Credit Suisse’s shares fell nearly 22% in Zurich on Wednesday as the cost of buying insurance against the risk of a default rose to a new record. The sell-off extended to other European banking shares which saw French and German banks like BNP Paribas, Societe Generale, Commerzbank and Deutsche Bank falling between 8% and 10%. Last year it experienced large-scale customer withdrawals and its CEO, Ulrich Körner has admitted to a “material weakness” in its financial reporting while scrapping bonuses for top executives. Its woes have brought renewed focus to the issues facing beleaguered banks, particularly those in Europe.
Credit Suisse is Switzerland’s second-largest bank, however, the impact of loose monetary policy, negative interest rates and Europe’s many banking regulations have left it, alongside its counterparts, grappling to maintain an even financial keel, with investors jittery about looming litigation from the US. The impact of slumping crude oil prices caused a rash of regulatory crackdowns on distressed debt in the energy sector, with banks like JPMorgan and Wells Fargo forced to write off billions of dollars, dragging down the whole industry in general. The Financial Times reports that around 140 European banks are considered fragile, with 100 of them being in Eastern Europe, according to Reuters.
The enormous debts taken on by developing countries over the past few decades has also come back to haunt the banking sector as the global economy slows. Banks put billions into emerging markets in anticipation of a boom that never really arrived, with countries like China, Russia and Brazil slowing down more quickly than expected causing investment droughts. Since 2008, banks globally have had to fork out a total of $153bn in penalties due to various misdemeanours, such as market manipulation, according to the FT. This combined with mounting regulation and negative interest rates has almost resulted in a toxic cocktail for banks around the world.

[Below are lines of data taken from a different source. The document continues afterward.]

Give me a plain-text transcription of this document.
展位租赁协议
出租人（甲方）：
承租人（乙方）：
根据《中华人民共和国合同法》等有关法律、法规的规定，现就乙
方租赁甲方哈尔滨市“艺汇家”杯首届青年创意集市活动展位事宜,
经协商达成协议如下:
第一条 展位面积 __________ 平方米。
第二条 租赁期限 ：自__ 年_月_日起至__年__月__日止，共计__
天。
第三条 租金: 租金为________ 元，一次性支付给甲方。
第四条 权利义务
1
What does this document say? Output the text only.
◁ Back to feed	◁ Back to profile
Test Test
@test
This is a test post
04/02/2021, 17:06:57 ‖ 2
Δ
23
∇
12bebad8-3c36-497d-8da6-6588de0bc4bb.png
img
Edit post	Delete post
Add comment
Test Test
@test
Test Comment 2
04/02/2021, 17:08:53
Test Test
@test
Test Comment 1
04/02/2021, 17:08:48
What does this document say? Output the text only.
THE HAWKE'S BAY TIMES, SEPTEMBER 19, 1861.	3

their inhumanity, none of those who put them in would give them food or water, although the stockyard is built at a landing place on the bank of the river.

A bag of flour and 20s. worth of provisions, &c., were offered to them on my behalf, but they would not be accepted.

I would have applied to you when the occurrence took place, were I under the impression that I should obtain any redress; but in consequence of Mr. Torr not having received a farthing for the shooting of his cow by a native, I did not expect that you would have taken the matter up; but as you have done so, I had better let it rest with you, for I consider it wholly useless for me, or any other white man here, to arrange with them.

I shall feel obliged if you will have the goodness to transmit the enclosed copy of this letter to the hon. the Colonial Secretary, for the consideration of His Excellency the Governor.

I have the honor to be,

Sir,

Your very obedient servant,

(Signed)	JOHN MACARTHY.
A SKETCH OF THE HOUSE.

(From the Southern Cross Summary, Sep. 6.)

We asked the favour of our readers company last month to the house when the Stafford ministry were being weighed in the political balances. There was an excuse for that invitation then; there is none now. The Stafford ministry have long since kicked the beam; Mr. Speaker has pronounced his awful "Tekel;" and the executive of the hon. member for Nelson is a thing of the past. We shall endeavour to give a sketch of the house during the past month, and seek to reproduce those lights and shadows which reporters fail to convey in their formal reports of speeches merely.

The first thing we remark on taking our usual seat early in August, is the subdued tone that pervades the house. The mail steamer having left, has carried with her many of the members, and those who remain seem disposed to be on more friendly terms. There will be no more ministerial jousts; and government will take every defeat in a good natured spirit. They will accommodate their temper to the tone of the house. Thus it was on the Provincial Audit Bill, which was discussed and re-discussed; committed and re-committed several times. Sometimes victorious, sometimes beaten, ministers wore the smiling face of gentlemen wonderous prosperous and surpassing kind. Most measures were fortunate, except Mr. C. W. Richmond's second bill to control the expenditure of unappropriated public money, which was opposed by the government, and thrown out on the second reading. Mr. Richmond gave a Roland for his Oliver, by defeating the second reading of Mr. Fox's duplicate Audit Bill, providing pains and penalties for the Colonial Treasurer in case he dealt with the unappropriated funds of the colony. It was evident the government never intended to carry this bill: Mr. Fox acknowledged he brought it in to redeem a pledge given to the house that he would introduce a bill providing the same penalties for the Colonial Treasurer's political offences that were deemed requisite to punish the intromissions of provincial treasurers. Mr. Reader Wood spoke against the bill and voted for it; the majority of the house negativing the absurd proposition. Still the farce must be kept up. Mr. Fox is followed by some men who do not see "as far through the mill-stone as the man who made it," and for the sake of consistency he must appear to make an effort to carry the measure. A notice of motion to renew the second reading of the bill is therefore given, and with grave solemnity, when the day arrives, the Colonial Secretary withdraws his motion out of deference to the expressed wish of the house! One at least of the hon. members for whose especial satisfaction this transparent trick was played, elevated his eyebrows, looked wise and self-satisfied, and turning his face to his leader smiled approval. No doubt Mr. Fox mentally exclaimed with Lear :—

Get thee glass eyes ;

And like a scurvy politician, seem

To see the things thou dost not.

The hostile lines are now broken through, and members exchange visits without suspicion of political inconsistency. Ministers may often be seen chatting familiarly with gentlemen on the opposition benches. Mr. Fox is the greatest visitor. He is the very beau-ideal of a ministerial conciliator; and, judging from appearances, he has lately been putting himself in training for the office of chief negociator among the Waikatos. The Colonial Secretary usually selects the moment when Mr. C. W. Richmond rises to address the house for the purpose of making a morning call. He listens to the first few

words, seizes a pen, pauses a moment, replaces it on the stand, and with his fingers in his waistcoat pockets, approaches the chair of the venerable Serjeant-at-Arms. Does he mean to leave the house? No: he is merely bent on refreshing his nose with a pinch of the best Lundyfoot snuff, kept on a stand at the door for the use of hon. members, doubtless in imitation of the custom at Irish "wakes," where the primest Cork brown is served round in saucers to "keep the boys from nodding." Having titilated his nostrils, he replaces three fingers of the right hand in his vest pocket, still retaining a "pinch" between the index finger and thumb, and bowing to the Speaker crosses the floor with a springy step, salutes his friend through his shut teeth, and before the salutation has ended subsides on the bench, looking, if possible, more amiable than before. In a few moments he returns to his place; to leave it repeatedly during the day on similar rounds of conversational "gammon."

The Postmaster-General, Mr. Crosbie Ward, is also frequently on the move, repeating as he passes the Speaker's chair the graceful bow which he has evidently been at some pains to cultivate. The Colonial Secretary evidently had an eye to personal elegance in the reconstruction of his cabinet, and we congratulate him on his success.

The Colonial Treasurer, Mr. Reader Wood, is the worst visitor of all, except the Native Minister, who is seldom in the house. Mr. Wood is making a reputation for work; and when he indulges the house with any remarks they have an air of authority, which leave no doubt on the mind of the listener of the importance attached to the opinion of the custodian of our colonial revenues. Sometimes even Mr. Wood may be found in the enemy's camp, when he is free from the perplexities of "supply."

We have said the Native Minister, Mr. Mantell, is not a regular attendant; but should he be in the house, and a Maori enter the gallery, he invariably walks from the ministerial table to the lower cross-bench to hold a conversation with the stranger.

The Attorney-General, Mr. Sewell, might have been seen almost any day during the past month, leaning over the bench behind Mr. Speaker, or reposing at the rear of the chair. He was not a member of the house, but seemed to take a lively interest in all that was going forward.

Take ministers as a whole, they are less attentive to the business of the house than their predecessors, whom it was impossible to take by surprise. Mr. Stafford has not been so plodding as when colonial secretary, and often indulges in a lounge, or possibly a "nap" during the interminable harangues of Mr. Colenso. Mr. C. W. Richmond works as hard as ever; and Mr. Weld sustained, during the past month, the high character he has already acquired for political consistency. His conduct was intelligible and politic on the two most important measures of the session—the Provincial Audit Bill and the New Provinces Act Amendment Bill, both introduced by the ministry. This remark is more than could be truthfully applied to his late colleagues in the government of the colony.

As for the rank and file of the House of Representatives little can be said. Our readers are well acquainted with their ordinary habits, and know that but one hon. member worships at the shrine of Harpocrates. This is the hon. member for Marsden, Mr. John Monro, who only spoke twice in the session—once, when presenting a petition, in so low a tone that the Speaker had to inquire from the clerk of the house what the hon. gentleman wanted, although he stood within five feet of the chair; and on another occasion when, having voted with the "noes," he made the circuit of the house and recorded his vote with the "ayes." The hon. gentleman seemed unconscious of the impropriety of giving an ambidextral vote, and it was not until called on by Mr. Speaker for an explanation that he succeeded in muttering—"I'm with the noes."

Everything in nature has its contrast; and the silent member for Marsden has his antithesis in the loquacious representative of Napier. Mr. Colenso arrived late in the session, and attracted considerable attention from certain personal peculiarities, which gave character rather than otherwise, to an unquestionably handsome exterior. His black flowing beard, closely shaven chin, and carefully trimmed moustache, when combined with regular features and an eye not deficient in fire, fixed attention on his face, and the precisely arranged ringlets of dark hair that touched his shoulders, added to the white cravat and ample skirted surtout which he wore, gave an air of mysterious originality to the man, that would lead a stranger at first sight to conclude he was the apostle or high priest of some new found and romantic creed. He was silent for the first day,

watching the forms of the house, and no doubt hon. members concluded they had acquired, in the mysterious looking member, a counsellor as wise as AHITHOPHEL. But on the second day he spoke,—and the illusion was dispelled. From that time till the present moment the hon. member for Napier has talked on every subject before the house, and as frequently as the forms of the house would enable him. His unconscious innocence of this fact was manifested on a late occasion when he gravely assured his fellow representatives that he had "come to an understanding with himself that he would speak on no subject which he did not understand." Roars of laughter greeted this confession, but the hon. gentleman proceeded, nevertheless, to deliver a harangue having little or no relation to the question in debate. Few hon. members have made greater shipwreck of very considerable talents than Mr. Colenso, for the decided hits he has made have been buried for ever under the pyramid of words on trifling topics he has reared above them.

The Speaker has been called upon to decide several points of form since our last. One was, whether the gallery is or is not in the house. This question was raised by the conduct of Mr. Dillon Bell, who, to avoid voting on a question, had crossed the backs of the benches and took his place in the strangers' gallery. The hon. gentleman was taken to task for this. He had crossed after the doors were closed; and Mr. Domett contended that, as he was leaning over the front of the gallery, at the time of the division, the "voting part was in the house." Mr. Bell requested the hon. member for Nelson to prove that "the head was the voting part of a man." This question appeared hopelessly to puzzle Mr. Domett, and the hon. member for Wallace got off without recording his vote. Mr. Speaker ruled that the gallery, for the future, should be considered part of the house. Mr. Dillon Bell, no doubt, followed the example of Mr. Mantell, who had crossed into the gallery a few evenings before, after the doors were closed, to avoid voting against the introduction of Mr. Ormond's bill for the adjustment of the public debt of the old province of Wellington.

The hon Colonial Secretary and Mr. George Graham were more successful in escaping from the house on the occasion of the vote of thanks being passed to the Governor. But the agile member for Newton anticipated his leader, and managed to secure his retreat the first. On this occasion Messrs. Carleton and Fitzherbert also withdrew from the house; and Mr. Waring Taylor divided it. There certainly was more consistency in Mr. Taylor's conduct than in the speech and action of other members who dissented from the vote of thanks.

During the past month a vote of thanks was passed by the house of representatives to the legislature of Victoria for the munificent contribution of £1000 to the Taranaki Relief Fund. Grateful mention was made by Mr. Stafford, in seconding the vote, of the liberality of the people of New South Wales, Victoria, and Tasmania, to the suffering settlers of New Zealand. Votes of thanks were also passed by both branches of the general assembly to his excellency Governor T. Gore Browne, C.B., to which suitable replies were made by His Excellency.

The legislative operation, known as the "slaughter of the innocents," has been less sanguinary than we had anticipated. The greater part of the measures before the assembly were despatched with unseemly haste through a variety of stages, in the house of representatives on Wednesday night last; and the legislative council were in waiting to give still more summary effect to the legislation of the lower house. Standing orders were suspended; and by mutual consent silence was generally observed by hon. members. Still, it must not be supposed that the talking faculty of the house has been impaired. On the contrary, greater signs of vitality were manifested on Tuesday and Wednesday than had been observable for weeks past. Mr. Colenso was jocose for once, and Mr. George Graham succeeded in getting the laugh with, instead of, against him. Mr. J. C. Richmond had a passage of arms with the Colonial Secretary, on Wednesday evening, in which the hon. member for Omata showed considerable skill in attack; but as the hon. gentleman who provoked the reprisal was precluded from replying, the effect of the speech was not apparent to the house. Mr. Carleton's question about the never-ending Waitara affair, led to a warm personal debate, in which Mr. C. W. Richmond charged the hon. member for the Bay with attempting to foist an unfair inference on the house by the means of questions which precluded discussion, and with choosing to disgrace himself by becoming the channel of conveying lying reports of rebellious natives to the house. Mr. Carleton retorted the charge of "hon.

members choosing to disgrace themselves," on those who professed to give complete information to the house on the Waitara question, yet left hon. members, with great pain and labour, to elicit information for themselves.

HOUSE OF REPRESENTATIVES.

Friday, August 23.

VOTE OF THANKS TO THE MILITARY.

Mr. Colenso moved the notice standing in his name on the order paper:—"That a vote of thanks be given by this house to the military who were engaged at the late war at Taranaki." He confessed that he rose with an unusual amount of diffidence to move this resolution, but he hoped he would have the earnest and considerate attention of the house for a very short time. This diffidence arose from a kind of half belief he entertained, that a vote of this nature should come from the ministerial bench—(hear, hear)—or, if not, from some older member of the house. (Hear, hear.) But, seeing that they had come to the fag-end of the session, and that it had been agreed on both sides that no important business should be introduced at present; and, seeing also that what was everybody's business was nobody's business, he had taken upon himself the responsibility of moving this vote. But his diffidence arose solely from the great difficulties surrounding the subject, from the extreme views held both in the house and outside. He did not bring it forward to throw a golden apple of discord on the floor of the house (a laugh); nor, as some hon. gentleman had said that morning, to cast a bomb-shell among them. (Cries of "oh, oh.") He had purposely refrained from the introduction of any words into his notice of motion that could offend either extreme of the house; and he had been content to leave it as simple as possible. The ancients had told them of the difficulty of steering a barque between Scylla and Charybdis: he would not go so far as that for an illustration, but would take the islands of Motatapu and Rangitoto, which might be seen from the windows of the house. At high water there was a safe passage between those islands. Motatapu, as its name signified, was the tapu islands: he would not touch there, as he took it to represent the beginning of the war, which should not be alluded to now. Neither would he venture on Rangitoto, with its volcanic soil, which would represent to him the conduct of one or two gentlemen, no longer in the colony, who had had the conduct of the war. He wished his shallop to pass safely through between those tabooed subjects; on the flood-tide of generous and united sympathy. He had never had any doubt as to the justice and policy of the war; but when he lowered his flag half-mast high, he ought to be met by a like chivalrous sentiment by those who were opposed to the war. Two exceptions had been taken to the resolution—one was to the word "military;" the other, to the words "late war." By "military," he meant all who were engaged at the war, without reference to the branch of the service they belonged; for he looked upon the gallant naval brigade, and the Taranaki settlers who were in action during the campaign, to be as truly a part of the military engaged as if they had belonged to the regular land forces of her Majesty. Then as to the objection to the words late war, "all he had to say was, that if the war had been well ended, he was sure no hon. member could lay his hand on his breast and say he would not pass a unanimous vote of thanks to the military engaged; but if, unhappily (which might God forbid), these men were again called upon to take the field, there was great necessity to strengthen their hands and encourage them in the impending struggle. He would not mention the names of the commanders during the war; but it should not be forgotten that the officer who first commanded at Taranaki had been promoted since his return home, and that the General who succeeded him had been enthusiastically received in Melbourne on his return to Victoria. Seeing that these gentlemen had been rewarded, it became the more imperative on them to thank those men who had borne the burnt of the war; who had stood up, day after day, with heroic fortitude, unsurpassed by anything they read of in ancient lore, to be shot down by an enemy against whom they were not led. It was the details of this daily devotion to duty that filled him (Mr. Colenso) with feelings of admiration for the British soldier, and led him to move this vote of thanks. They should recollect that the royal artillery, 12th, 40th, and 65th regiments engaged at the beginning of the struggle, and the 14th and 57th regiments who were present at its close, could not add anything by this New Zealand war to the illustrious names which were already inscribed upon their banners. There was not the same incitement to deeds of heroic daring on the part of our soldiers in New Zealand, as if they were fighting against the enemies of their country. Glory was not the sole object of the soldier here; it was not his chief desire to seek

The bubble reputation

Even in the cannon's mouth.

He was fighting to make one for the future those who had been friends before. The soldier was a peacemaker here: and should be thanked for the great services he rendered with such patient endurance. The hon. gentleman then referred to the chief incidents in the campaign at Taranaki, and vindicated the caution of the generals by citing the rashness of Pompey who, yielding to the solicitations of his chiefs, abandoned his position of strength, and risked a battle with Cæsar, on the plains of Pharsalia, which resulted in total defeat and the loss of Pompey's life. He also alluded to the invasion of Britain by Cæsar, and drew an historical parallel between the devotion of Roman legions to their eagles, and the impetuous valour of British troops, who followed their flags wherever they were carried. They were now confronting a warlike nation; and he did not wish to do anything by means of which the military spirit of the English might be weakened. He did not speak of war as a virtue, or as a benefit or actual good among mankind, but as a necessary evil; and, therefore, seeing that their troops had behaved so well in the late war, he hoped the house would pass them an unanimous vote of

There are some encouraging signs, however, in the banking industry. JPMorgan recently announced that it would start raising salaries for its lower end employees after a US regulatory crackdown ensuring compensation policies are considered in stipulating risk taking. The move away from huge bonuses has been welcomed by some and pressure is mounting for others to follow suit. Another idea that could bring respite to beleaguered banks are the reforms suggested by former Bank of England monetary policy committee member, Andrew Sentance. Speaking on BBC Radio 4, he advocated cutting back on complex regulations that have been introduced since 2008. Simpler regulation would make it easier for banks to operate and in turn the public would feel more confident in the security of their finances.